If PyTest was run on the above code, it would save the result of the fixture function "`an_example_fixture`", and would then feed that result into any test function which takes an argument of the same name, e.g. the `test_function_example` function. For device testing only one fixture is needed, "device". This allows the device to be passed in to the test functions as needed.  

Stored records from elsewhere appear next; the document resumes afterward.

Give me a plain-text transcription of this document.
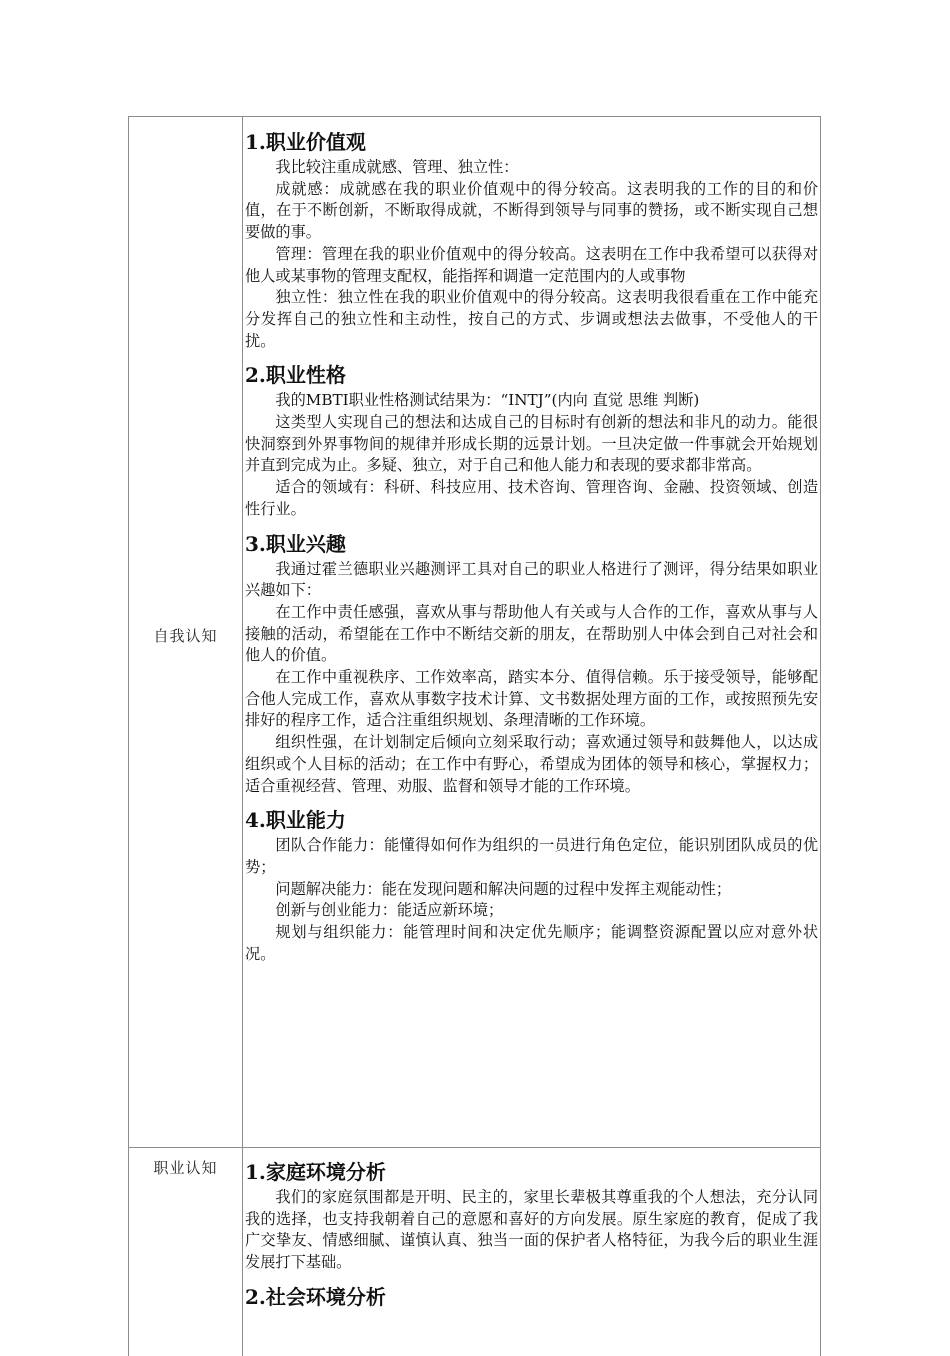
自我认知
职业认知
1.职业价值观

我比较注重成就感、管理、独立性：

成就感：成就感在我的职业价值观中的得分较高。这表明我的工作的目的和价值，在于不断创新，不断取得成就，不断得到领导与同事的赞扬，或不断实现自己想要做的事。

管理：管理在我的职业价值观中的得分较高。这表明在工作中我希望可以获得对他人或某事物的管理支配权，能指挥和调遣一定范围内的人或事物

独立性：独立性在我的职业价值观中的得分较高。这表明我很看重在工作中能充分发挥自己的独立性和主动性，按自己的方式、步调或想法去做事，不受他人的干扰。

2.职业性格

我的MBTI职业性格测试结果为：“INTJ”(内向 直觉 思维 判断)

这类型人实现自己的想法和达成自己的目标时有创新的想法和非凡的动力。能很快洞察到外界事物间的规律并形成长期的远景计划。一旦决定做一件事就会开始规划并直到完成为止。多疑、独立，对于自己和他人能力和表现的要求都非常高。

适合的领域有：科研、科技应用、技术咨询、管理咨询、金融、投资领域、创造性行业。

3.职业兴趣

我通过霍兰德职业兴趣测评工具对自己的职业人格进行了测评，得分结果如职业兴趣如下：

在工作中责任感强，喜欢从事与帮助他人有关或与人合作的工作，喜欢从事与人接触的活动，希望能在工作中不断结交新的朋友，在帮助别人中体会到自己对社会和他人的价值。

在工作中重视秩序、工作效率高，踏实本分、值得信赖。乐于接受领导，能够配合他人完成工作，喜欢从事数字技术计算、文书数据处理方面的工作，或按照预先安排好的程序工作，适合注重组织规划、条理清晰的工作环境。

组织性强，在计划制定后倾向立刻采取行动；喜欢通过领导和鼓舞他人，以达成组织或个人目标的活动；在工作中有野心，希望成为团体的领导和核心，掌握权力；适合重视经营、管理、劝服、监督和领导才能的工作环境。

4.职业能力

团队合作能力：能懂得如何作为组织的一员进行角色定位，能识别团队成员的优势；

问题解决能力：能在发现问题和解决问题的过程中发挥主观能动性；

创新与创业能力：能适应新环境；

规划与组织能力：能管理时间和决定优先顺序；能调整资源配置以应对意外状况。

1.家庭环境分析

我们的家庭氛围都是开明、民主的，家里长辈极其尊重我的个人想法，充分认同我的选择，也支持我朝着自己的意愿和喜好的方向发展。原生家庭的教育，促成了我广交挚友、情感细腻、谨慎认真、独当一面的保护者人格特征，为我今后的职业生涯发展打下基础。

2.社会环境分析
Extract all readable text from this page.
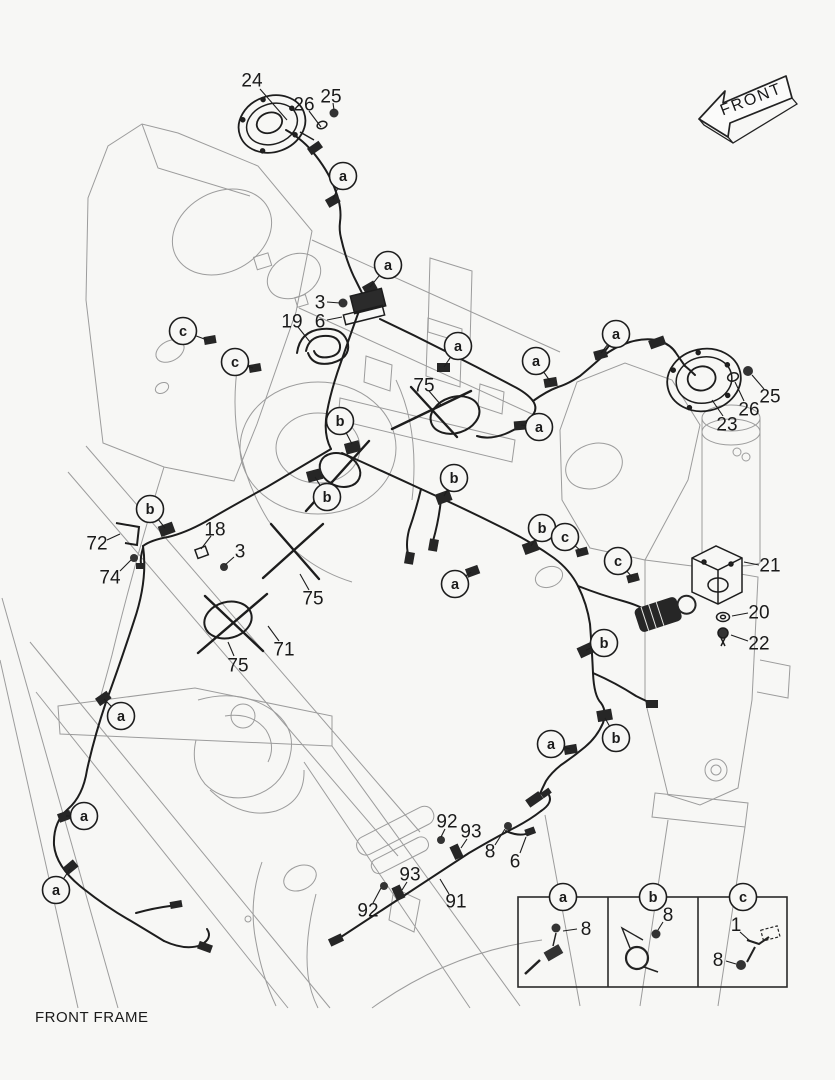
FRONT
24
26 25
3
19 6
75
72
18
3
74
75
71
75
21
20
22
23
26
25
92 93
8 6
93
91
92
a
a
a
a
a
a
a
a
a
a
a
b
b
b
b
b
b
b
c
c
c
c
a	b	c
8
8	1
8
FRONT FRAME
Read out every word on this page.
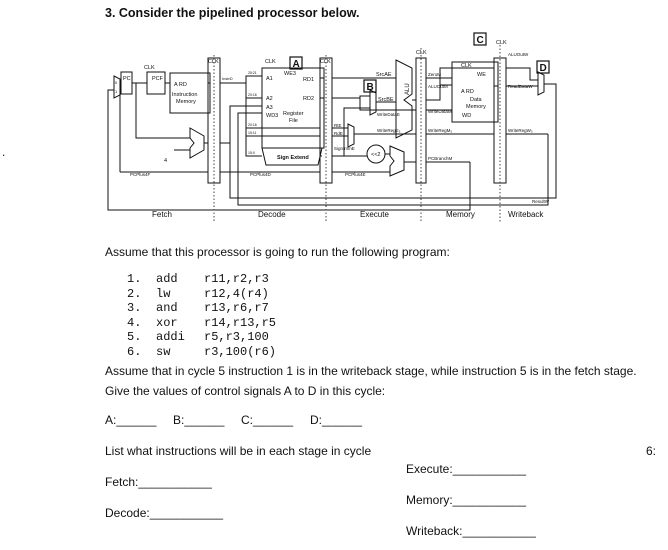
3. Consider the pipelined processor below.
.
PC	PCF
A RD
Instruction
Memory
InstrD
25:21
20:16
20:16
15:11
15:0
A1
A2
A3
WD3
WE3
RD1
RD2
Register
File
Sign Extend
SrcAE
SrcBE
WriteDataE
WriteRegE₅
SignImmE
<<2
RtE
RdE
ALU
ZeroM
ALUOutM
WriteDataM
WriteRegM₅
PCBranchM
WE
A RD
Data
Memory
WD
ReadDataW
ALUOutW
WriteRegW₅
ResultW
PCPlus4F	PCPlus4D	PCPlus4E
4
0
1
CLK
CLK	CLK	CLK
CLK
CLK
CLK
A
B
C
D
Fetch	Decode	Execute	Memory	Writeback
Assume that this processor is going to run the following program:
1. add r11,r2,r3
2. lw	r12,4(r4)
3. and r13,r6,r7
4. xor r14,r13,r5
5. addi r5,r3,100
6. sw	r3,100(r6)
Assume that in cycle 5 instruction 1 is in the writeback stage, while instruction 5 is in the fetch stage.
Give the values of control signals A to D in this cycle:
A:______ B:______ C:______ D:______
List what instructions will be in each stage in cycle	6:
Execute:___________
Fetch:___________
Memory:___________
Decode:___________
Writeback:___________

These two functions allow for tests to be run easily on any device desired without having to: i) hard code the device; ii) write a separate test for each device; or iii) loop over all devices, all of which would be incredibly inefficient.

### Testing
It is important to ensure that the test functions actually run on the correct device, as specified by the user. This is best done by manually specifying the device on which each tensor is created, using the `device` fixture like so:

In [91]:
def test_my_function(device):
    x = torch.tensor([1., 2., 3.], device=device)
    y = torch.tensor([4., 5., 6.], device=device)
    z = my_function(x, y)
    ...
    ...
    # A check would be performed here to check that
    # z is within permitted tolerance limits. 
    ...
    ...
    device_check = z.device == device
    assert device_check, 'Device persistence check'

Thus, most if not all test functions should make use of the `device` fixture argument. To test for device consistency a short check should be performed at the end of every test to ensure the result has not slipped off the device.


Running such tests once on the CPU and again on the GPU should be enough to ensure device-safe code execution as: non-device-agnostic code would result in the tolerance check failing; non-device-pure code would result in an execution error; and non-device-consistent code would fail the `assert device_check` check.